The Sydney Gazette, 8 March 1827, showed that those reprieved were not to receive soft treatment: they were sentenced to work in irons for the rest of their lives.  See also Sydney Gazette, 13 March 1827. Walton was still working in chains on Norfolk Island in 1833.  He was a gentleman and scholar, claimed the Australian, 19 July 1833, who was now dragging out a miserable existence.

Colthurst was being sent to Norfolk Island as punishment for the murder of the Aboriginal boy known as Tommy.  See R. v. Chip, Ridgway, Colthurst and Stanly, September 1826.  In effect, he was hanged for the murder, because it was his former crime which led him to be one of the few pirates chosen to be hanged.  As the Monitor (24 February 1827) noted however, Colthurst was recognised by only one witness in the piracy trial.  Others said he had not taken part.  The Executive Council minutes, referred to above, state that those chosen to die were selected "either in consequence of their violent conduct whilst effecting their purpose, or from the vicious course of their previous lives".

In most cases where a prisoner was sentenced to death, the trial judge sent a short report on the case to the Governor, stating whether he recommended that the prisoner not be executed.  The circumstances of these pirates varied so much, said Forbes C.J. in a letter to Governor Darling, that he sent his trial notes instead: Chief Justice's Letterbook, Archives Office of New South Wales, 4/6651, p. 95.  Some cases of Crown mercy were apparently decided by the Governor alone, and others were referred to the Executive Council.  For an example of the former, see Forbes C.J. to Darling, 18 [sic] September 1826 saying there is no reason why Isaac Smith ought not be executed; and Darling's reply, 9 September 1826 saying he should hang.  The case of the murderers of the Aboriginal boy, Tommy, was discussed by the Executive Council.  See R. v. Chip, Ridgway, Colthurst and Stanly, September 1827; and R. v. Stanley, March 1827.

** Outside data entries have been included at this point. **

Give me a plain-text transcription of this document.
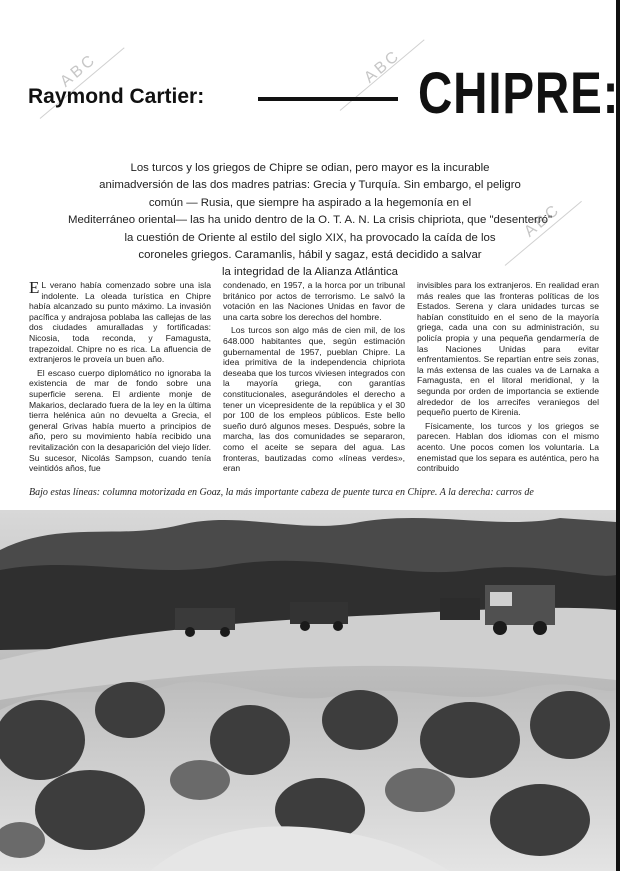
ABC	ABC
ABC
Raymond Cartier:	CHIPRE:
Los turcos y los griegos de Chipre se odian, pero mayor es la incurable
animadversión de las dos madres patrias: Grecia y Turquía. Sin embargo, el peligro
común — Rusia, que siempre ha aspirado a la hegemonía en el
Mediterráneo oriental— las ha unido dentro de la O. T. A. N. La crisis chipriota, que "desenterró"
la cuestión de Oriente al estilo del siglo XIX, ha provocado la caída de los
coroneles griegos. Caramanlis, hábil y sagaz, está decidido a salvar
la integridad de la Alianza Atlántica

E L verano había comenzado sobre una isla indolente. La oleada turística en Chipre había alcanzado su punto máximo. La invasión pacífica y andrajosa poblaba las callejas de las dos ciudades amuralladas y fortificadas: Nicosia, toda reconda, y Famagusta, trapezoidal. Chipre no es rica. La afluencia de extranjeros le proveía un buen año.

El escaso cuerpo diplomático no ignoraba la existencia de mar de fondo sobre una superficie serena. El ardiente monje de Makarios, declarado fuera de la ley en la última tierra helénica aún no devuelta a Grecia, el general Grivas había muerto a principios de año, pero su movimiento había recibido una revitalización con la desaparición del viejo líder. Su sucesor, Nicolás Sampson, cuando tenía veintidós años, fue

condenado, en 1957, a la horca por un tribunal británico por actos de terrorismo. Le salvó la votación en las Naciones Unidas en favor de una carta sobre los derechos del hombre.

Los turcos son algo más de cien mil, de los 648.000 habitantes que, según estimación gubernamental de 1957, pueblan Chipre. La idea primitiva de la independencia chipriota deseaba que los turcos viviesen integrados con la mayoría griega, con garantías constitucionales, asegurándoles el derecho a tener un vicepresidente de la república y el 30 por 100 de los empleos públicos. Este bello sueño duró algunos meses. Después, sobre la marcha, las dos comunidades se separaron, como el aceite se separa del agua. Las fronteras, bautizadas como «líneas verdes», eran

invisibles para los extranjeros. En realidad eran más reales que las fronteras políticas de los Estados. Serena y clara unidades turcas se habían constituido en el seno de la mayoría griega, cada una con su administración, su policía propia y una pequeña gendarmería de las Naciones Unidas para evitar enfrentamientos. Se repartían entre seis zonas, la más extensa de las cuales va de Larnaka a Famagusta, en el litoral meridional, y la segunda por orden de importancia se extiende alrededor de los arrecifes veraniegos del pequeño puerto de Kirenia.

Físicamente, los turcos y los griegos se parecen. Hablan dos idiomas con el mismo acento. Une pocos comen los voluntaria. La enemistad que los separa es auténtica, pero ha contribuido

Bajo estas líneas: columna motorizada en Goaz, la más importante cabeza de puente turca en Chipre. A la derecha: carros de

One of the convicts, Harris, escaped while the Wellington was in New Zealand.  Eventually, he joined another ship there as a seaman, but was soon discovered due to his lack of seamanship.  He was taken to Botany Bay and lodged in custody: Australian, 9 May 1827.  Another, John Lynch, escaped, but was hanged for another crime later in 1827: see R. v. Lynch, June 1827.